If you’re a student and reading this rings true to you, I’d like to ask you to consider that even simple tasks need doing and require a finite amount of time for completion. So please be honest with yourself about how long simple tasks will take and don’t wait until the last minute as you will run out of time. If you’re an advisor working with students who have some executive-function deficit, I’m not sure what to recommend. I have not found the ideal approach to managing such students. I still think breaking larger projects into increasingly simpler tasks has to be part of the solution, but maybe it needs to be accompanied by honest discussions about how long individual tasks should take, how to schedule tasks when we can roughly estimate how much time they will require, what the specific reasons are that keep students from tackling certain tasks, and so on.

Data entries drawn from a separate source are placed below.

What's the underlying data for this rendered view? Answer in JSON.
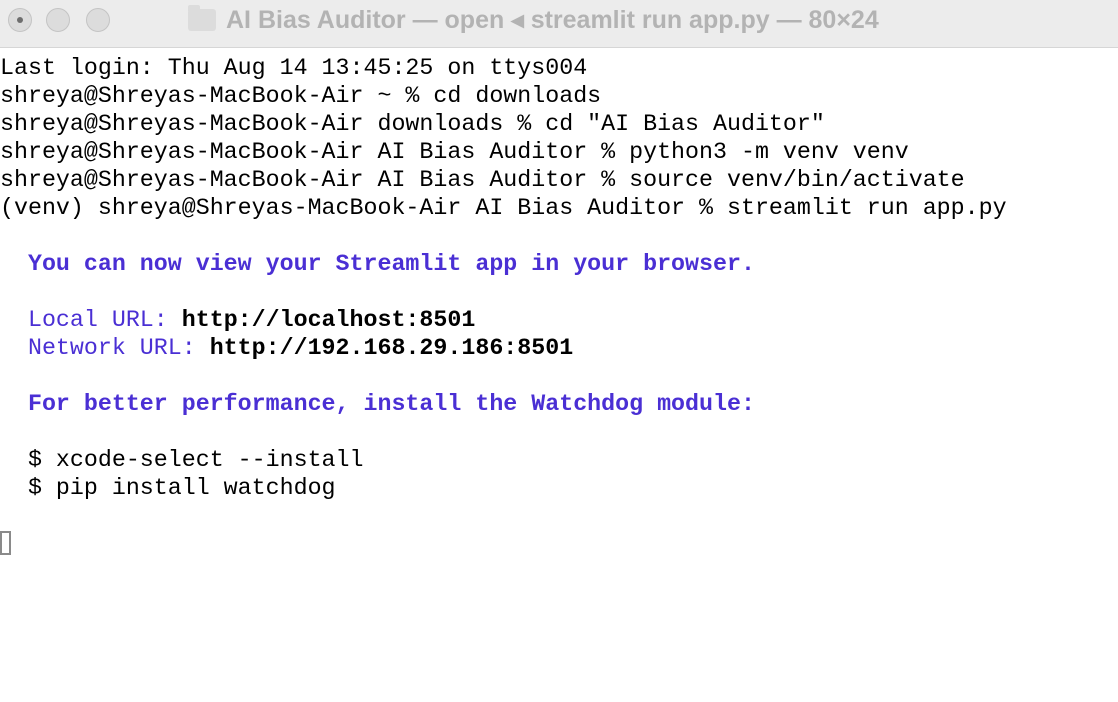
{
  "window": {
    "title": "AI Bias Auditor — open ◂ streamlit run app.py — 80×24",
    "title_icon": "folder-icon",
    "traffic_lights": [
      "close",
      "minimize",
      "zoom"
    ]
  },
  "terminal": {
    "lines": [
      "Last login: Thu Aug 14 13:45:25 on ttys004",
      "shreya@Shreyas-MacBook-Air ~ % cd downloads",
      "shreya@Shreyas-MacBook-Air downloads % cd \"AI Bias Auditor\"",
      "shreya@Shreyas-MacBook-Air AI Bias Auditor % python3 -m venv venv",
      "shreya@Shreyas-MacBook-Air AI Bias Auditor % source venv/bin/activate",
      "(venv) shreya@Shreyas-MacBook-Air AI Bias Auditor % streamlit run app.py"
    ],
    "view_message": "  You can now view your Streamlit app in your browser.",
    "local_label": "  Local URL: ",
    "local_url": "http://localhost:8501",
    "network_label": "  Network URL: ",
    "network_url": "http://192.168.29.186:8501",
    "perf_message": "  For better performance, install the Watchdog module:",
    "hint_lines": [
      "  $ xcode-select --install",
      "  $ pip install watchdog"
    ],
    "accent_color": "#4a2fd4"
  }
}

To end on a positive note, I’d like to emphasize that it’s absolutely possible to be successful in life even with impaired executive function. At least four of my past PhD students have struggled with executive function and all but one of them managed to complete their PhD. Today they are successful in careers appropriate for their training, be it academia or industry. To any of my readers who may have difficulty with executive function, know that recognizing your limitations is the first step towards working around them. You can develop strategies and routines that help you get things done on time and in an organized manner, even if it doesn’t come naturally. We all have various strengths and weaknesses, and we need to learn how to work around our weaknesses while taking advantage of our own unique strengths.
Yes, the text in the quote is AI generated. That’s why it’s in a quote. I did not write it myself.
The reasoning is, presumably, that the most difficult thing the student could work on is the primary barrier that keeps the student from completing the entire project. Once this issue is resolved, the thinking goes, the rest of the project will easily fall into place.